他想躲開,但司洲步步緊逼,非要觸着他不可,也就只能作罷。恍然間他總有種回到以前的錯覺,兩個稚嫩的初中生在一起抱怨今天的功課。
假如司洲沒有問出一些讓他難以招架的問題的話。
“他來過嗎?”
“誰?”白嘉言一怔。
司洲啧了一聲:“你喜歡的那個東西。”
“什麽叫那個東西?”白嘉言雖然這麽問,但結合司洲那個态度,他多多少少猜到對方是在說什麽,只不過代入他的視角,總有種司洲在自我诋毀之感。他思索半天不知怎麽回答,想起自己上一次在對方房間裏被壓在鋼琴上,頓時心裏就有了數:“沒有。”
“碰你的手?”
“沒有。”
“躺在一起呢?”
“都沒有。”白嘉言回得眼都不眨一下,司洲像是将信将疑地輕哼一聲:“不敢說?”
“沒有不敢說。

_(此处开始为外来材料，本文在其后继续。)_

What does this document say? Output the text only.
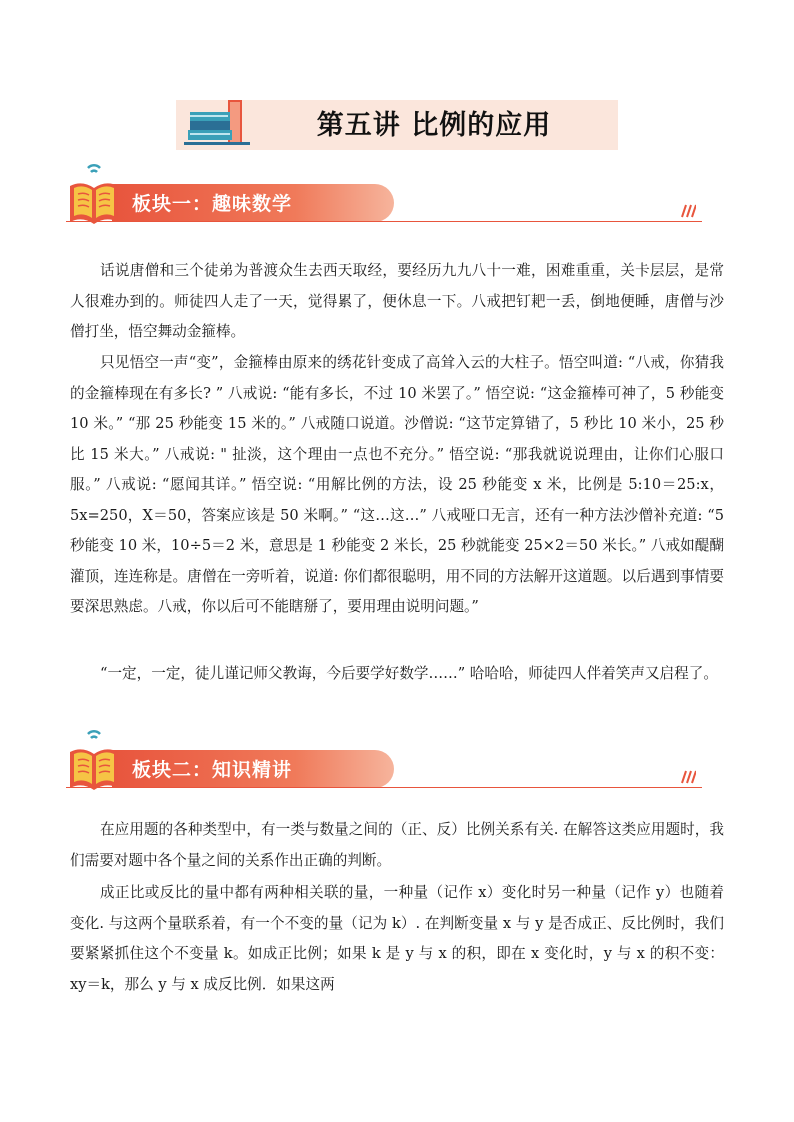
第五讲 比例的应用
板块一：趣味数学

话说唐僧和三个徒弟为普渡众生去西天取经，要经历九九八十一难，困难重重，关卡层层，是常人很难办到的。师徒四人走了一天，觉得累了，便休息一下。八戒把钉耙一丢，倒地便睡，唐僧与沙僧打坐，悟空舞动金箍棒。

只见悟空一声“变”，金箍棒由原来的绣花针变成了高耸入云的大柱子。悟空叫道: “八戒，你猜我的金箍棒现在有多长? ” 八戒说: “能有多长，不过 10 米罢了。” 悟空说: “这金箍棒可神了，5 秒能变 10 米。” “那 25 秒能变 15 米的。” 八戒随口说道。沙僧说: “这节定算错了，5 秒比 10 米小，25 秒比 15 米大。” 八戒说: " 扯淡，这个理由一点也不充分。” 悟空说: “那我就说说理由，让你们心服口服。” 八戒说: “愿闻其详。” 悟空说: “用解比例的方法，设 25 秒能变 x 米，比例是 5:10＝25:x，5x=250，X＝50，答案应该是 50 米啊。” “这…这…” 八戒哑口无言，还有一种方法沙僧补充道: “5 秒能变 10 米，10÷5＝2 米，意思是 1 秒能变 2 米长，25 秒就能变 25×2＝50 米长。” 八戒如醍醐灌顶，连连称是。唐僧在一旁听着，说道: 你们都很聪明，用不同的方法解开这道题。以后遇到事情要要深思熟虑。八戒，你以后可不能瞎掰了，要用理由说明问题。”

“一定，一定，徒儿谨记师父教诲，今后要学好数学……” 哈哈哈，师徒四人伴着笑声又启程了。

板块二：知识精讲

在应用题的各种类型中，有一类与数量之间的（正、反）比例关系有关. 在解答这类应用题时，我们需要对题中各个量之间的关系作出正确的判断。

成正比或反比的量中都有两种相关联的量，一种量（记作 x）变化时另一种量（记作 y）也随着变化. 与这两个量联系着，有一个不变的量（记为 k）. 在判断变量 x 与 y 是否成正、反比例时，我们要紧紧抓住这个不变量 k。如成正比例；如果 k 是 y 与 x 的积，即在 x 变化时，y 与 x 的积不变：xy＝k，那么 y 与 x 成反比例．如果这两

”白嘉言另一只手不自在地撥弄床單。
“上次在我房間,是我沖動。”司洲語氣裏帶了歉疚,手指輕輕撫摸過白嘉言的掌心,就像是在觸碰一只弱小的幼崽,“讓你再答一遍。”
白嘉言肉眼可見愣了一下,還是答了句:“沒有。”
“那你還是跟我最親?”司洲說完就湊上來摟他的腰,白嘉言嗯了一聲,對眼前人這種莫名其妙的攀比萬分無奈,就跟小孩子比誰堆的積木塔更高似的:“你就是想知道這個嗎?我跟你從小一起長大,跟你熟很理所應當。”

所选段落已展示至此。